Mai 2018 n’aura pas lieu : comme la Guerre de Troie.

Brest, jeudi 19 avril, 12h30.

J’ai tous les défauts de la terre, mais si je ne devais n’en retenir qu’un, ce serait celui-là : j’aime me compliquer l’existence. Par exemple, à cette heure-ci, je devrais être tranquillement chez moi, les pieds sous la table, à savourer un bon petit plat mitonné avec amour ou alors être installé dans la chaleureuse ambiance de quelque bistrot brestois, me sustentant avec un sandwich tout en lisant la presse quotidienne pour y chercher de l’inspiration.

Au lieu de ça, et malgré la chaleur déjà accablante (et on dit qu’il pleut tout le temps à Brest…) je suis une nouvelle fois dans les transports en commun, essayant de naviguer d’une correspondance à une autre, n’ayant pas d’autre solution si je veux espérer arriver à l’heure à un énième rendez-vous. J’ai bien dit que j’essayais car le trafic du tramway brestois est perturbé : un moindre mal pour ceux qui se rendent sur la rive droite qui est très bien desservie par les bus, une catastrophe pour ceux qui ont un rendez-vous à Gouesnou, commune nettement moins bien desservie malgré la présence de la chambre des métiers et de l’artisanat du Finistère – car c’est là que je me rendais. Pourquoi ? Je vous le dirai une autre fois si vous êtes sages.

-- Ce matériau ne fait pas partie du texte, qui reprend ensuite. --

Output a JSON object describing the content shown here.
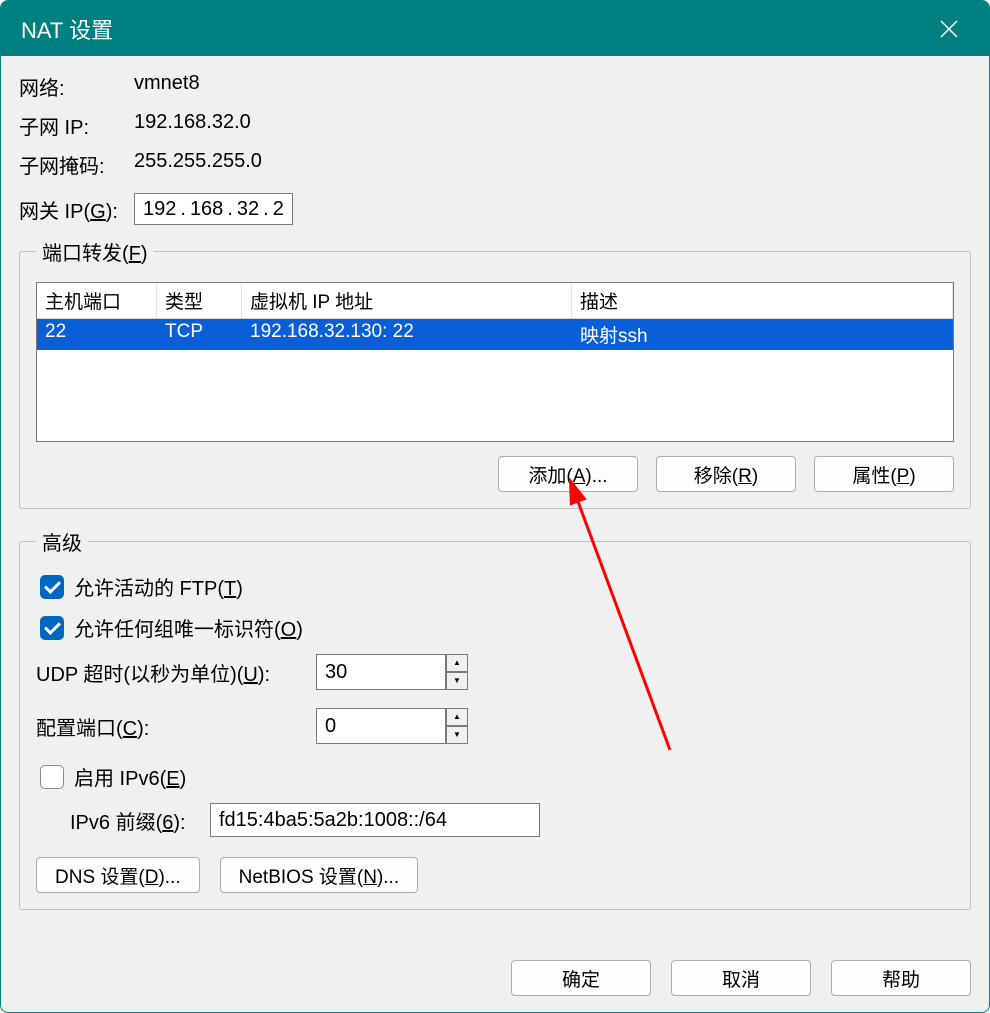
{
  "title": "NAT 设置",
  "info": {
    "network_label": "网络:",
    "network_value": "vmnet8",
    "subnet_ip_label": "子网 IP:",
    "subnet_ip_value": "192.168.32.0",
    "subnet_mask_label": "子网掩码:",
    "subnet_mask_value": "255.255.255.0",
    "gateway_label_pre": "网关 IP(",
    "gateway_hotkey": "G",
    "gateway_label_post": "):",
    "gateway_ip_parts": [
      "192",
      "168",
      "32",
      "2"
    ]
  },
  "port_forward": {
    "legend_pre": "端口转发(",
    "legend_hotkey": "F",
    "legend_post": ")",
    "columns": [
      "主机端口",
      "类型",
      "虚拟机 IP 地址",
      "描述"
    ],
    "rows": [
      {
        "host_port": "22",
        "type": "TCP",
        "vm_ip": "192.168.32.130: 22",
        "desc": "映射ssh",
        "selected": true
      }
    ],
    "buttons": {
      "add_pre": "添加(",
      "add_hot": "A",
      "add_post": ")...",
      "remove_pre": "移除(",
      "remove_hot": "R",
      "remove_post": ")",
      "prop_pre": "属性(",
      "prop_hot": "P",
      "prop_post": ")"
    }
  },
  "advanced": {
    "legend": "高级",
    "ftp_pre": "允许活动的 FTP(",
    "ftp_hot": "T",
    "ftp_post": ")",
    "ftp_checked": true,
    "oui_pre": "允许任何组唯一标识符(",
    "oui_hot": "O",
    "oui_post": ")",
    "oui_checked": true,
    "udp_pre": "UDP 超时(以秒为单位)(",
    "udp_hot": "U",
    "udp_post": "):",
    "udp_value": "30",
    "cfg_pre": "配置端口(",
    "cfg_hot": "C",
    "cfg_post": "):",
    "cfg_value": "0",
    "ipv6_en_pre": "启用 IPv6(",
    "ipv6_en_hot": "E",
    "ipv6_en_post": ")",
    "ipv6_en_checked": false,
    "ipv6_pfx_pre": "IPv6 前缀(",
    "ipv6_pfx_hot": "6",
    "ipv6_pfx_post": "):",
    "ipv6_pfx_value": "fd15:4ba5:5a2b:1008::/64",
    "dns_pre": "DNS 设置(",
    "dns_hot": "D",
    "dns_post": ")...",
    "nb_pre": "NetBIOS 设置(",
    "nb_hot": "N",
    "nb_post": ")..."
  },
  "footer": {
    "ok": "确定",
    "cancel": "取消",
    "help": "帮助"
  }
}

La raison de cette perturbation ? Des manifestations, me dit-on. Non, pas une grève des conducteurs : ceux-ci ne demanderaient pas mieux que pouvoir assurer normalement le service, mais ils se trouvent dans l’impossibilité de desservir deux stations du centre-ville parce qu’une manif de jeunes a bloqué la circulation… Ils ne sont plus là pourtant, mais la circulation continue à être bloquée par les responsables du réseau pour « raisons de sécurité », toujours la même antienne : ce n’est donc pas entièrement la faute des jeunes…

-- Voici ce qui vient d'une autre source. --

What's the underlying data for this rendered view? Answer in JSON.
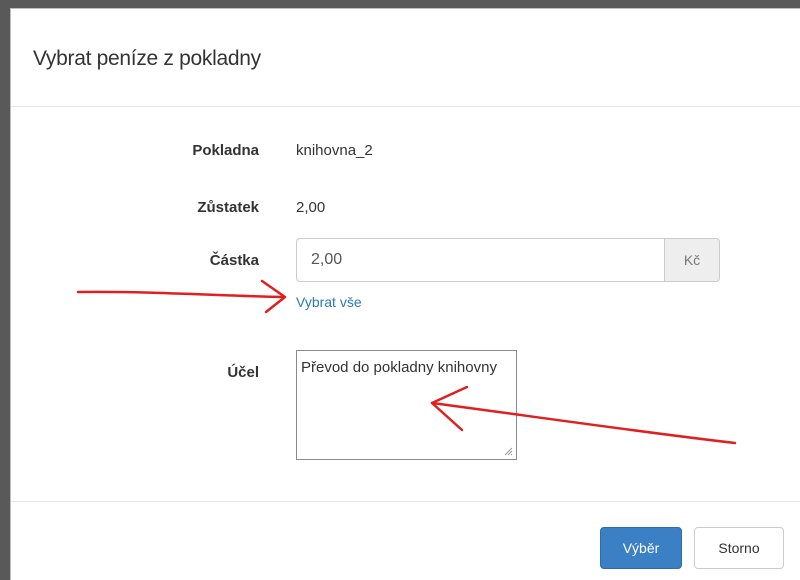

Cela dit, ça rate rarement : chaque fois qu’un vent de fronde souffle sur ce pays, on peut voir une partie de la jeunesse s’engouffrer dans la brèche, espérant vaguement pouvoir refaire mai 68. Qu’on s’entende bien : le gouvernement a, sur tous les plans, dépassé les bornes de l’infamie avec une telle arrogance que je ne reprocherai pas à ces jeunes de se rebeller au lieu de garder les yeux rivetés sur leurs smartphones. Mais, en toute franchise, bloquer les seuls moyens de transports dont disposent leurs amis et même certains de leurs parents, ce n’est pas ça qui va gêner les dirigeants : ceux-ci ne prennent les transports en commun que devant les caméras et voyagent la plupart du temps dans leur voiture de luxe climatisée avec chauffeur où ils doivent écouter en ricanant les nouvelles des pauvres qui ennuient d’autres pauvres…

J’ai lu qu’en mai 68, certains étudiants brestois avaient tenté de prendre d’assaut la permanence du parti au pouvoir, le centre Leclerc qui était resté ouvert par provocation et même la sous-préfecture ! Les services d’ordre syndicaux ont dû les retenir : on peut penser ce qu’on veut de l’action violente mais, au moins, ces jeunes-là ne se trompaient pas de cibles… Notez cependant que ces faits sont restés marginaux et que le mai 68 de Brest s’est distingué par son ambiance bon enfant et son absence quasi-totale de violence : pas de graffiti sur les murs de la fac, pas de barricades, même pas un affrontement avec les gaullistes quand ceux-ci sont descendus dans la rue à leur tour ! Qui a dit « dommage » ?

Cela dit, j’ai quand même réussi à arriver à l’heure à mon rencart, mais ce n’est pas le sujet.

8 mai 68 : Journée d’action régionale. Se sentant les délaissés du progrès, les Bretons manifestent, répondant au mot d’ordre « L’Ouest veut vivre » lancé par les syndicats ouvriers et paysans. Forte mobilisation à Brest où même le maire Georges Lombard bat le pavé avec ses administrés. Tous les commerçants ferment par solidarité, sauf Edouard Leclerc, adversaire déclaré de Lombard.